Breaking News

Wednesday round-up

Late yesterday, by a vote of five to four, the Supreme Court lifted a stay of an Arizona inmate’s execution. The inmate, Jeffrey Landrigan, had filed a challenge to the use of drugs obtained overseas in his execution. A district court judge issued the stay shortly before the scheduled execution, and the Ninth Circuit upheld it. Landrigan was executed at 10:26 p.m. (12:26 a.m. EST). CNN, AFP, the New York Daily News, and the Associated Press (via the Washington Post) have the most recent developments in the story.
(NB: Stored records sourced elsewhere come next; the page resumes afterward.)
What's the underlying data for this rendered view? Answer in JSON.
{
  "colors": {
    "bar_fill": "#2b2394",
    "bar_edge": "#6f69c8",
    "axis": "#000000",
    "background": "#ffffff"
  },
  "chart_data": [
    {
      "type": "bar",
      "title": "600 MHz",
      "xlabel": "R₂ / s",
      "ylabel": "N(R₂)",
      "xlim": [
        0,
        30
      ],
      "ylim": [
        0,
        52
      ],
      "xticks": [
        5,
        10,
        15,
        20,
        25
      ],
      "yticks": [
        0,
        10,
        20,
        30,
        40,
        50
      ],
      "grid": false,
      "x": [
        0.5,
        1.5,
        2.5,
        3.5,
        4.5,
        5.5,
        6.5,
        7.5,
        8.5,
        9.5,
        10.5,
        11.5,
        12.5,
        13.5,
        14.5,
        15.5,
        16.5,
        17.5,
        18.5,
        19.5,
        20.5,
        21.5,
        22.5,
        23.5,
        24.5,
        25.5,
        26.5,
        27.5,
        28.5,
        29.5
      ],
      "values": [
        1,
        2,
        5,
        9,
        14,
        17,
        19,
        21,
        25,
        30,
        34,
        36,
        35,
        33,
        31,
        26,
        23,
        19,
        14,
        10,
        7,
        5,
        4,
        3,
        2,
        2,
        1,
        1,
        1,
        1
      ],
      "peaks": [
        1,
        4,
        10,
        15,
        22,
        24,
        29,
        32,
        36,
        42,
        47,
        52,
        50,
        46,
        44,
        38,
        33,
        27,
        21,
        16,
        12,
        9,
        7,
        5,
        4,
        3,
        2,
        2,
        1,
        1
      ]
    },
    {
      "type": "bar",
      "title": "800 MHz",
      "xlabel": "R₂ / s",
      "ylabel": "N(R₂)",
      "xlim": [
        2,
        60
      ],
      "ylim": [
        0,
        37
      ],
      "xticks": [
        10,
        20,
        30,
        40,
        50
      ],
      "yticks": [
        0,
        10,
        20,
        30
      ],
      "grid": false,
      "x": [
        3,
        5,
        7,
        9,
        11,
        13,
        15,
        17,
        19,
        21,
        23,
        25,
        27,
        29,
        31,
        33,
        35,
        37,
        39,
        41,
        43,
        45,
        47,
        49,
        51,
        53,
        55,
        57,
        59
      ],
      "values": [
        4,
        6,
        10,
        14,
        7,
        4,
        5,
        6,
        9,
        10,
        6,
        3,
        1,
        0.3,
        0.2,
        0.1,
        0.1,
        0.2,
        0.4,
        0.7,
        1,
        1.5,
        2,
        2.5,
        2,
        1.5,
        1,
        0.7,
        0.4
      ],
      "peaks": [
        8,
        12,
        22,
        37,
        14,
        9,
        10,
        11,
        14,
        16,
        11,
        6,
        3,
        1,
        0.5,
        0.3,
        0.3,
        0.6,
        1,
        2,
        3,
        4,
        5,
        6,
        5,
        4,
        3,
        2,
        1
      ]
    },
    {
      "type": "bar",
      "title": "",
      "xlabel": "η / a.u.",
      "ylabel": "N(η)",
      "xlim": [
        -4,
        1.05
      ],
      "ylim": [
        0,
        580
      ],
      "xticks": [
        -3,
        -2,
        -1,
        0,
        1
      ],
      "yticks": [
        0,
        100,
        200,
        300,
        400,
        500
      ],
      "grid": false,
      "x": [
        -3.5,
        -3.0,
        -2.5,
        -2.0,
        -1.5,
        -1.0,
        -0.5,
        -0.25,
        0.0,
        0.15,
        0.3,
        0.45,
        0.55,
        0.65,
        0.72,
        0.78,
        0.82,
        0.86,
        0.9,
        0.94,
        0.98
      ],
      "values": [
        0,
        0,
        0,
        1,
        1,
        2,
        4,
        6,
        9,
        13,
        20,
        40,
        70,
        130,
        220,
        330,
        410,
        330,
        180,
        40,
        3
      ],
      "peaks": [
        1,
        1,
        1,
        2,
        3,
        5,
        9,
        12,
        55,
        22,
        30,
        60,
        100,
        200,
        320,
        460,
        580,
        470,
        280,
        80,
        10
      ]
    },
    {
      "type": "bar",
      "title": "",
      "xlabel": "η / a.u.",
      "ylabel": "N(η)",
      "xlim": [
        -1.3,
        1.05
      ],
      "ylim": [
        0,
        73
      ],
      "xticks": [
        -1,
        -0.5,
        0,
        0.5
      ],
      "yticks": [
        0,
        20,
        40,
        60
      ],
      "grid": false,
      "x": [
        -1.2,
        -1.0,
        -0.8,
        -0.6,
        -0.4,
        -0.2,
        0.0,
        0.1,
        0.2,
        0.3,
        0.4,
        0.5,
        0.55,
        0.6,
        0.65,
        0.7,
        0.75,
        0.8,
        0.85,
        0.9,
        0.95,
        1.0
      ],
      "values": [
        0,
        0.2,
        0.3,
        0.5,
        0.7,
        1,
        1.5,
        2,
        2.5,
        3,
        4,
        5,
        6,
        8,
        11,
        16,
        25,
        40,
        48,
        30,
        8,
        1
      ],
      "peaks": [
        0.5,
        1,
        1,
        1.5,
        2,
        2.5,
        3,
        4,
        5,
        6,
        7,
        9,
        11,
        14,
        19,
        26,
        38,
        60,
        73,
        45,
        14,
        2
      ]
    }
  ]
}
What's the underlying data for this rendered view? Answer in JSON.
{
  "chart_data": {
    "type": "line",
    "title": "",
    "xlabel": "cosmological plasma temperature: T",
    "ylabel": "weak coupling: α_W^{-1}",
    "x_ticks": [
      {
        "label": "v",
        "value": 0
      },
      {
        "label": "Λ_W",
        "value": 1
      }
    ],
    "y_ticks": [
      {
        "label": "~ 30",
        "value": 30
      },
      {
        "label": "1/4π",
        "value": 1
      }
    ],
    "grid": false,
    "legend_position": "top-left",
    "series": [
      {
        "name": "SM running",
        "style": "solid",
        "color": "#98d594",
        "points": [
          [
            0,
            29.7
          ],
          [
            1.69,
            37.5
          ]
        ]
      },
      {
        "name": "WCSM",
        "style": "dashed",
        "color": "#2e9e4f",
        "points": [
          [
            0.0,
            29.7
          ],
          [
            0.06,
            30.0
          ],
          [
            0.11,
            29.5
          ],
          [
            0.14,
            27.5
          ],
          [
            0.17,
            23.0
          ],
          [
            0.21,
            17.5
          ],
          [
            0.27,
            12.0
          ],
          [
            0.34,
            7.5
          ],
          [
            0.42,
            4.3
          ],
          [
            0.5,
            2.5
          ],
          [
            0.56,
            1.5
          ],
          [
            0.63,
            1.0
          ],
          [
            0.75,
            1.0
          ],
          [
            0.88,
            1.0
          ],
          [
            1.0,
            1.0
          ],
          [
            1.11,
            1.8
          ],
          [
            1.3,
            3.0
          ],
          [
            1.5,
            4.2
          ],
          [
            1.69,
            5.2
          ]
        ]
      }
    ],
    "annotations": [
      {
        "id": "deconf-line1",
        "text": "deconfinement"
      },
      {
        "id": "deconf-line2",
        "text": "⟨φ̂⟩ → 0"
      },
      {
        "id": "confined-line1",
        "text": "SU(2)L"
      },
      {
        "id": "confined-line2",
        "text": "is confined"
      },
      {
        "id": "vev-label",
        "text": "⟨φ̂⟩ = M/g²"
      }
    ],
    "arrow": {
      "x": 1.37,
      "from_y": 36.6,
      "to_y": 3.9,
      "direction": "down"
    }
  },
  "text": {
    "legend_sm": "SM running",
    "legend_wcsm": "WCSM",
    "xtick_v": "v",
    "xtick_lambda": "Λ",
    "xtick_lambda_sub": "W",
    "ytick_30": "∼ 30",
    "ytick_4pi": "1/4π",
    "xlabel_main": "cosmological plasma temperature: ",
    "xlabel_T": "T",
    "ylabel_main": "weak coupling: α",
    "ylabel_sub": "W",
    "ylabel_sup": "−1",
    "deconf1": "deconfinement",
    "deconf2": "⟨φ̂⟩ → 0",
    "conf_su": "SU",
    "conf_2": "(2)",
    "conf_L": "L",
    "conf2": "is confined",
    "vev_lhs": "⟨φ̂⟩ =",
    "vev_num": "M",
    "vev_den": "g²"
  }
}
The Federal Reserve did not join a group of large commercial banks in petitioning the Court to reverse a ruling ordering it to name the banks to which it gave emergency loans at the height of the 2008 financial crisis. (I noted the case in an August round-up when the Second Circuit denied rehearing en banc.) The Wall Street Journal notes that “[w]ithout the government directly supporting the appeal, the banking group faces longer odds in getting the Supreme Court to review the case.” Bloomberg and the Associated Press (via the Los Angeles Times) also have coverage.

Yesterday the Constitutional Accountability Center released a study – conducted in part in response to a statement by Justice Breyer that business groups are not faring better now than in the past – comparing the treatment of business cases by the Burger and Roberts Courts. The study contends that the U.S. Chamber of Commerce has fared much better recently than during the Burger Court era, and it also concludes that the business rulings have become more ideologically splintered. Doug Kendall, the president of the Constitutional Accountability Center, discusses the study’s results at the Huffington Post. Bloomberg, ACSblog, and the Wonk Room at Think Progress also take note of the study.
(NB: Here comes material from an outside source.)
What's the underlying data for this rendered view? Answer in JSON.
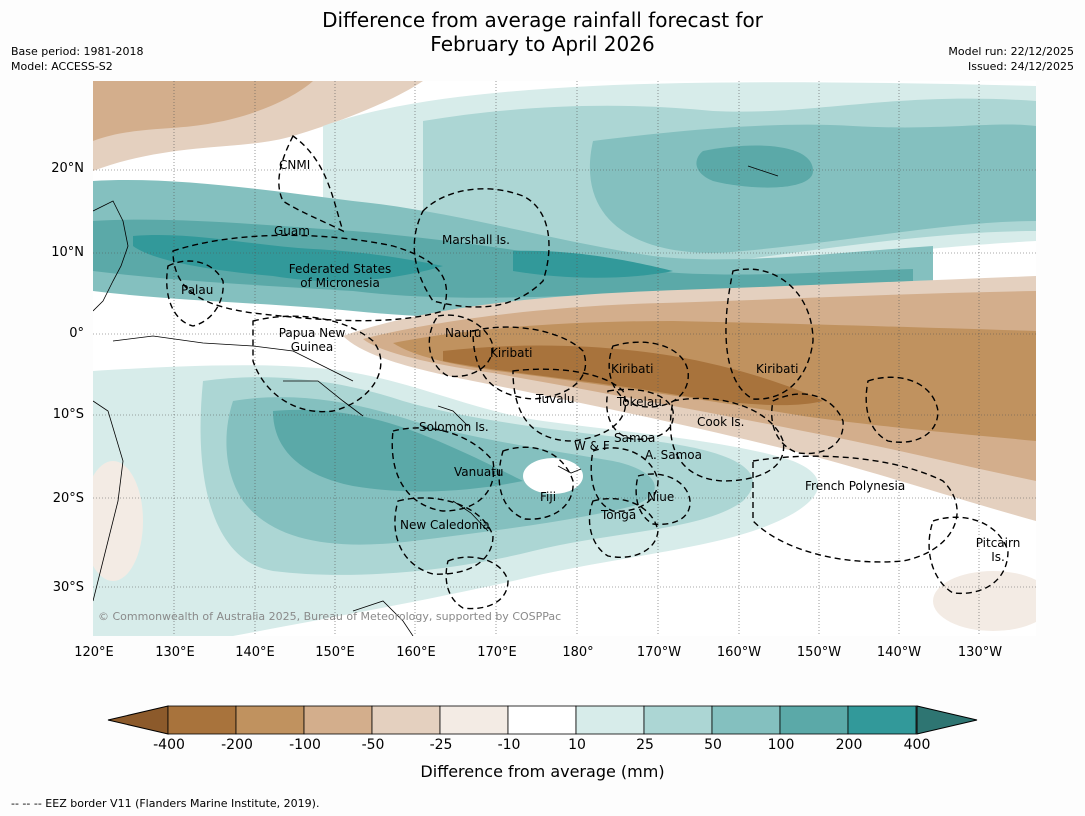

Two stories involving retired Justice Sandra Day O’Connor are in the headlines. Sitting by designation on a three-judge panel in the Ninth Circuit, Justice O’Connor voted to strike down one part of an Arizona law that requires Arizonans to prove their citizenship before registering to vote. Justice O’Connor joined an opinion by Judge Sandra Ikuta finding the requirement inconsistent with the National Voter Registration Act. The Associated Press (via the Los Angeles Times), Bloomberg, Constitutional Law Prof Blog, and Election Law Blog have coverage of the decision. At How Appealing, Howard Bashman notes an unusual – and possibly unprecedented – aspect of the decision:  Judge Ikuta clerked for both of the two other members of the three-judge panel, Judge Alex Kozinski and Justice O’Connor.

The second O’Connor story comes from the state of Nevada, where voters are considering a ballot initiative that would change the way the state judges are selected. Justice O’Connor, who supports the initiative, recorded a “robo-call” message that, by mistake, went out to voters at 1 a.m., rather than 1 p.m., yesterday. The Las Vegas Review-Journal, the New York Times’s The Caucus blog, Al Kamen’s column in the Washington Post, Crime & Consequences, and Bench Memos report and comment on the story. (For even more Justice O’Connor, ABC News features a Diane Sawyer interview with Justices O’Connor and Ginsburg at the Women’s Conference in Long Beach, California.)

Briefly:

  • In the Los Angeles Times, David Savage reports that “[b]ecause of loopholes in tax laws and a weak enforcement policy at the Federal Election Commission,” Justice Kennedy’s prediction of transparency in Citizens United has not come to fruition in this election cycle.
  • In her Washington Post column, Kathleen Parker discusses the recent news stemming from Ginni Thomas’s phone call to Anita Hill.
  • At National Review Online’s The Corner blog, Richard Epstein responds to Rep. Peter DeFazio’s suggestion that Chief Justice Roberts be impeached (covered in Monday’s and yesterday’s round-ups). Epstein’s reaction? “Wonders never cease.”